Maybe you can relate?

One of the recurring struggles of my life is figuring out how to maintain an effective balance between saying yes and saying no.

It can be easy to say yes in our zeal to people please or during a moment where something excites us. Yet, it can also be intoxicating to imagine saying no and protecting our time. Both yes and no have value.

  • Saying no establishes boundaries and offers a sense of control over time and energy.
  • But, saying yes is often the door to new opportunities.
  • Saying no creates focus, letting one finish existing projects.
  • But saying yes lets us help others.
  • However, saying no lets others help themselves.

It is a fine line to walk.

Wading in the Gray

black boat on body of water

Within this struggle, there are easy decisions and difficult ones.

  • There are some requests or opportunities that are an obvious yes as they align with my goals and values.
  • Similarly, there are opportunities and requests that are such an obviously bad fit that they would be worthy of a forceful and colorful worded decline.

It is the space between, what I would call “the gray area” that makes this such a difficult balance to strike. One way I’ve tried to solve this quandary is to design a decision algorithm for myself.

A Decision Algorithm

A good decision algorithm should help you arrive at a clear yes or no. It should create distinctions and make trade offs clear. It should remind you of what you’re out to achieve.

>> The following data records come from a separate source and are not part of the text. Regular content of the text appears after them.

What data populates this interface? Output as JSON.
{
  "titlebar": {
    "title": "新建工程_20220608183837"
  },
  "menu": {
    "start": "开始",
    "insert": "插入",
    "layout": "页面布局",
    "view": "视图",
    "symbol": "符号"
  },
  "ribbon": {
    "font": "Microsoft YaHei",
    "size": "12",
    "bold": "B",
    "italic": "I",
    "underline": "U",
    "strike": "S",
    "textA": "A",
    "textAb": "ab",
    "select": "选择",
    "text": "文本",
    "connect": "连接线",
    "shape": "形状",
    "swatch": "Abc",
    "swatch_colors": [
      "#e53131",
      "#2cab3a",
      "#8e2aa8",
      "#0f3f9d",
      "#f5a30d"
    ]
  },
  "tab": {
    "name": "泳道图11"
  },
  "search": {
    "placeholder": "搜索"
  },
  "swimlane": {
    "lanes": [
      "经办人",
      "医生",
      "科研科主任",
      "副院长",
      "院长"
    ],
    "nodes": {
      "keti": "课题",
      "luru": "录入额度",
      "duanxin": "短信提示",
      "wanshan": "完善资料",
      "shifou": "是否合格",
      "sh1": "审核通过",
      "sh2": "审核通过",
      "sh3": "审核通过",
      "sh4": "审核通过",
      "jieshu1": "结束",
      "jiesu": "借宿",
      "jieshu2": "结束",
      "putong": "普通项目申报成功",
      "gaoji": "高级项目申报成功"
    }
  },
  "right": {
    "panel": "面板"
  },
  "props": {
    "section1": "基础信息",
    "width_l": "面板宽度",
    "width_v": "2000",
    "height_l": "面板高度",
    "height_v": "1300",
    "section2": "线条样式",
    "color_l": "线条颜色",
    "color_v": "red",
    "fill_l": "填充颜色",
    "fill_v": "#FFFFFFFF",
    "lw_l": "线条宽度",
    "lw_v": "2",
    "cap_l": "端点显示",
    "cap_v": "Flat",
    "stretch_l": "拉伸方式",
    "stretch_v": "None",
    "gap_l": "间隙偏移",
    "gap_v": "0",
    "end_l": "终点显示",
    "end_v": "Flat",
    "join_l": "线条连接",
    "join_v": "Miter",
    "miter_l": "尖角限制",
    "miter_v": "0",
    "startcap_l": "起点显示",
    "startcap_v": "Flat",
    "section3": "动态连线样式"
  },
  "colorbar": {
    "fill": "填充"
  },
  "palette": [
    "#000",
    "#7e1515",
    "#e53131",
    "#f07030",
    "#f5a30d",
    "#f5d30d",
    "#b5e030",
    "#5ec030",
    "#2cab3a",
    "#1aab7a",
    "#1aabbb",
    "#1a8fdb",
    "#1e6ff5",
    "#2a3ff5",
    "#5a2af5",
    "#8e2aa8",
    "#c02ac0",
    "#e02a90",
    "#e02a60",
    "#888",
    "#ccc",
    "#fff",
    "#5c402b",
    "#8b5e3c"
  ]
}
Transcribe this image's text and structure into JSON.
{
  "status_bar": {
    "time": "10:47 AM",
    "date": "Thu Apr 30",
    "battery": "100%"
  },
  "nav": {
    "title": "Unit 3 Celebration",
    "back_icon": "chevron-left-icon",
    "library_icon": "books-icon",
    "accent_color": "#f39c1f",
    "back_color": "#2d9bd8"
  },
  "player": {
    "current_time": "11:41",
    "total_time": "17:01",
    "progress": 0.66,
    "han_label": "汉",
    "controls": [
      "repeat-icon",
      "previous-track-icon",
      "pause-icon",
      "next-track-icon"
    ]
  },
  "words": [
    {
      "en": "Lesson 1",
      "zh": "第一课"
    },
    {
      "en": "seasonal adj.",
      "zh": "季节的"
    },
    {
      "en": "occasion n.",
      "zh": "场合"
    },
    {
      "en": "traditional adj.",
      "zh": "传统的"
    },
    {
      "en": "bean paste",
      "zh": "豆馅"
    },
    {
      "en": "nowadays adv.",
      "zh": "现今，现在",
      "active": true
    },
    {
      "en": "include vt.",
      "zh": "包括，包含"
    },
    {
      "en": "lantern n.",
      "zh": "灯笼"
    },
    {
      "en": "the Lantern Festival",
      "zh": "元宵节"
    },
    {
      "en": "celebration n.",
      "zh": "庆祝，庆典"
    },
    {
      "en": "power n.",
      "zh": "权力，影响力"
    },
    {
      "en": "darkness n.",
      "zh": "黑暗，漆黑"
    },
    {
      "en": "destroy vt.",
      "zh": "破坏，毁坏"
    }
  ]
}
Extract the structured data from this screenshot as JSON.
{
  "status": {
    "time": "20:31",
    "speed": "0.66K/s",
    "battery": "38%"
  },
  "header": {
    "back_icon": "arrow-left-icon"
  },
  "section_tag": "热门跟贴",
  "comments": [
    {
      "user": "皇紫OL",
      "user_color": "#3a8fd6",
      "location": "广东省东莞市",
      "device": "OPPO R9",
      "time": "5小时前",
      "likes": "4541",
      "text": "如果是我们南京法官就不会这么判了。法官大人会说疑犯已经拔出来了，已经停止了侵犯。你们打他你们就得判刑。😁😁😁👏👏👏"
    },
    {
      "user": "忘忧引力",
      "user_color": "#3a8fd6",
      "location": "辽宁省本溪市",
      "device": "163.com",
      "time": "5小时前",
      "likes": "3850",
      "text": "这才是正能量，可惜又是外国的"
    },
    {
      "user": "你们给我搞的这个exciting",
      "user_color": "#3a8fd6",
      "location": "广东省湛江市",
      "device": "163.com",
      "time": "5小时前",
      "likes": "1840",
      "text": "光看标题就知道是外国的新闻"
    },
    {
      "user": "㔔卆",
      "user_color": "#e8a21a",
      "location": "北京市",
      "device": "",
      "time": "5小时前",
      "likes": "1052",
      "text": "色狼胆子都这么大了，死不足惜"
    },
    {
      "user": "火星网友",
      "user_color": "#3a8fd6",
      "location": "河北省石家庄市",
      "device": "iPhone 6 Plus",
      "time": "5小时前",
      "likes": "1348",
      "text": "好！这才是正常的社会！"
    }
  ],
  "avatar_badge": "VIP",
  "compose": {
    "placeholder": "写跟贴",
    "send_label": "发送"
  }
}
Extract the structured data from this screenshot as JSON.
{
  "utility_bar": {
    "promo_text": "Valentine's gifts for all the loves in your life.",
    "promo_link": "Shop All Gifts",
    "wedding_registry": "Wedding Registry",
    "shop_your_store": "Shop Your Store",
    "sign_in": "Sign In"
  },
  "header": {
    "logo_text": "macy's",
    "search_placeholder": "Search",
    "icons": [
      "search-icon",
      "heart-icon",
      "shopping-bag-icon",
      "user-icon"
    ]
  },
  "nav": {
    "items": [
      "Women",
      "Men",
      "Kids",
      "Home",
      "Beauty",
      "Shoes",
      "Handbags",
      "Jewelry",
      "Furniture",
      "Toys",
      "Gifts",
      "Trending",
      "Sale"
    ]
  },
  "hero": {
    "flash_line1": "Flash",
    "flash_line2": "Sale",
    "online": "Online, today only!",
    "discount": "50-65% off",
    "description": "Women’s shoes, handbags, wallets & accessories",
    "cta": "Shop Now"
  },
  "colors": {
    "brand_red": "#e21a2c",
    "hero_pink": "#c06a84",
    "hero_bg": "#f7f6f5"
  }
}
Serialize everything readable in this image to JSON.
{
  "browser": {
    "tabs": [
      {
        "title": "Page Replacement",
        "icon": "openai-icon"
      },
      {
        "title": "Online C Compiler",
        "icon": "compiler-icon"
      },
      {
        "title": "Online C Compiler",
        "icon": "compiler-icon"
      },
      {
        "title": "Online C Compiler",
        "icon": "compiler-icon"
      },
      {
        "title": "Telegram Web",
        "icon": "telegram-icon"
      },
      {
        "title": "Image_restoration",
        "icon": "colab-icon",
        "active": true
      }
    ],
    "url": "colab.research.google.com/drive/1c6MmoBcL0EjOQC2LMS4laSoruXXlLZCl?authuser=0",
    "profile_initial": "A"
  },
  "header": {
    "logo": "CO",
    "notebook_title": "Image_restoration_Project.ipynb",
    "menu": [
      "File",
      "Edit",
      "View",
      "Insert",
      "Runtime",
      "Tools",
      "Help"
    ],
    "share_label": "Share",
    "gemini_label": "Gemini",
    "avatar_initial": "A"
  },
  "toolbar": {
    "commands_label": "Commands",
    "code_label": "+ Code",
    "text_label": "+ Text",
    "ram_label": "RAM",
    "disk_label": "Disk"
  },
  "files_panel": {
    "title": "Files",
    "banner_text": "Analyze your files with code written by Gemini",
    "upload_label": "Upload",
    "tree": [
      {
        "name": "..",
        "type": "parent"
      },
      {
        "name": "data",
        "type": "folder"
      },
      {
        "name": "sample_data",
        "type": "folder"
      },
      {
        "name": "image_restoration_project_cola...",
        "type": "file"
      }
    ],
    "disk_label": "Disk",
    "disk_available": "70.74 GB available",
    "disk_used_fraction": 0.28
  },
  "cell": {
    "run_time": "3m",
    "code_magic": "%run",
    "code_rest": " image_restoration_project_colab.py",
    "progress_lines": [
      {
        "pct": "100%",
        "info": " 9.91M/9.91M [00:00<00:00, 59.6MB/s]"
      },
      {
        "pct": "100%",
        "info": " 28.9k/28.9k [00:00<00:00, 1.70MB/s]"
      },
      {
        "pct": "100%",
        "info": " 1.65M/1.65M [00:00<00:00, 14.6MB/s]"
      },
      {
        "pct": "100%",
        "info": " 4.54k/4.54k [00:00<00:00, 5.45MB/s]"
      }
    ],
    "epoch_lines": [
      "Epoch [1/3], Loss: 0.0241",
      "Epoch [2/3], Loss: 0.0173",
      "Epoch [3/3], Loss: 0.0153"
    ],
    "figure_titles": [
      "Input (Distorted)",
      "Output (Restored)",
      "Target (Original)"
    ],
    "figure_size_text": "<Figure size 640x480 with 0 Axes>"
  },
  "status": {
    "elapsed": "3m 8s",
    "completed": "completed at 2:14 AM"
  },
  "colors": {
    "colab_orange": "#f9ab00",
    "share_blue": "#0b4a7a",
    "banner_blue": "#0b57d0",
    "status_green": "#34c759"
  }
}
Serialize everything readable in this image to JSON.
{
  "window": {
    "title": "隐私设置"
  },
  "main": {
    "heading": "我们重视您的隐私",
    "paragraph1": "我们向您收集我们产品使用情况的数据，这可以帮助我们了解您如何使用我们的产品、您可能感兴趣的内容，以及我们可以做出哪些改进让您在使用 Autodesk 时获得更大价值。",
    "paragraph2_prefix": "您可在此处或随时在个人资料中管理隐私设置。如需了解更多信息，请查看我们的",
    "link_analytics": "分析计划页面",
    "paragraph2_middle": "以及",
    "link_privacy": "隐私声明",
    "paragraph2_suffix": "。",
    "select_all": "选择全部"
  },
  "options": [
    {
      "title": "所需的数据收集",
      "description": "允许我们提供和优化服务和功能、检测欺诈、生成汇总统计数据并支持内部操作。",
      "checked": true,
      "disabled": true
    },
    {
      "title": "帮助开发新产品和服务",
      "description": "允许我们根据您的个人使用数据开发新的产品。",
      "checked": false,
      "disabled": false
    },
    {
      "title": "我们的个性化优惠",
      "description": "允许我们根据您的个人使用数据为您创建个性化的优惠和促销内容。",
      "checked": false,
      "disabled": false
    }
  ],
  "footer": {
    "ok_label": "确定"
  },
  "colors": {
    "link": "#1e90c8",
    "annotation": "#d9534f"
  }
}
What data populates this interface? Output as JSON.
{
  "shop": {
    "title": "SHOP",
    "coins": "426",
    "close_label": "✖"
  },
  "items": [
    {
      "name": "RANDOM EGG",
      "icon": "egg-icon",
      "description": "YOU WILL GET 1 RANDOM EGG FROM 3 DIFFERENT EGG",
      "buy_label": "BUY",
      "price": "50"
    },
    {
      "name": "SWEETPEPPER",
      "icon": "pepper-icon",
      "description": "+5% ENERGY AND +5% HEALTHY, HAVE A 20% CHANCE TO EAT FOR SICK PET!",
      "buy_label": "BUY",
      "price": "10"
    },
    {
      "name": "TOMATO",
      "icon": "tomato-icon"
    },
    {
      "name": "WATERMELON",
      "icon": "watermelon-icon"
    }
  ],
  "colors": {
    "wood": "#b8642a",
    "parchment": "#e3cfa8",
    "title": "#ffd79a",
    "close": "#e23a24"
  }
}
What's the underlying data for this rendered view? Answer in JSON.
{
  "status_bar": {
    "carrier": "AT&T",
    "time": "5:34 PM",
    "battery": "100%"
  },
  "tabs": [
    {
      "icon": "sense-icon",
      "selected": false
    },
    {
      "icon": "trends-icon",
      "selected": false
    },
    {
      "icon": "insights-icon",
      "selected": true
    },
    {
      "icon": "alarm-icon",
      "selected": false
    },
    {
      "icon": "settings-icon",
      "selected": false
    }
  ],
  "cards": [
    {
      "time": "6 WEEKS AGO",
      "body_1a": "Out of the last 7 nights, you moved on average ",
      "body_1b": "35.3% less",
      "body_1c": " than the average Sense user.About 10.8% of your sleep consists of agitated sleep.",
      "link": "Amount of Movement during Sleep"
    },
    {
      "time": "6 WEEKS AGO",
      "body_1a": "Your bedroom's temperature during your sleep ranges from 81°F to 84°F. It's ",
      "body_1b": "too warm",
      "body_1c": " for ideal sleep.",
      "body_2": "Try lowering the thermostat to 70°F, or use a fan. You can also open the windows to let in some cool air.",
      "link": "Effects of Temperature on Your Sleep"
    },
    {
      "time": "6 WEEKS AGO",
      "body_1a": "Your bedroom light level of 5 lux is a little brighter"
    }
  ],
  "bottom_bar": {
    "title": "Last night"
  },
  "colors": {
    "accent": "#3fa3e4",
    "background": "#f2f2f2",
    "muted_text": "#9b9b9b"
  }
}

Here’s what I’ve got so far:

  1. Does this move me closer to working fewer days per month / measuring work in days per month? a. Work = trading time per money. b. Work ≠ Activity
  2. Does this align with the superhero goals? Will this advance the goal of making a kinder, safer, more equitable world?
  3. If I said yes to this, what would I have to say no to?
  4. If I decided to do this, do I have to do it now, or can it be put off until later?
  5. How much will this cost to do?

These are questions that help me stay locked into my goals and purpose, forces me to weigh the trade offs, while giving me some flexibility to say yes in the future, even if it’s a no right now.

Maybe, Still Say Yes?

There are a number of things I’ve said yes to, that have turned out to be a total waste of time or, in retrospect, an objectively terrible idea.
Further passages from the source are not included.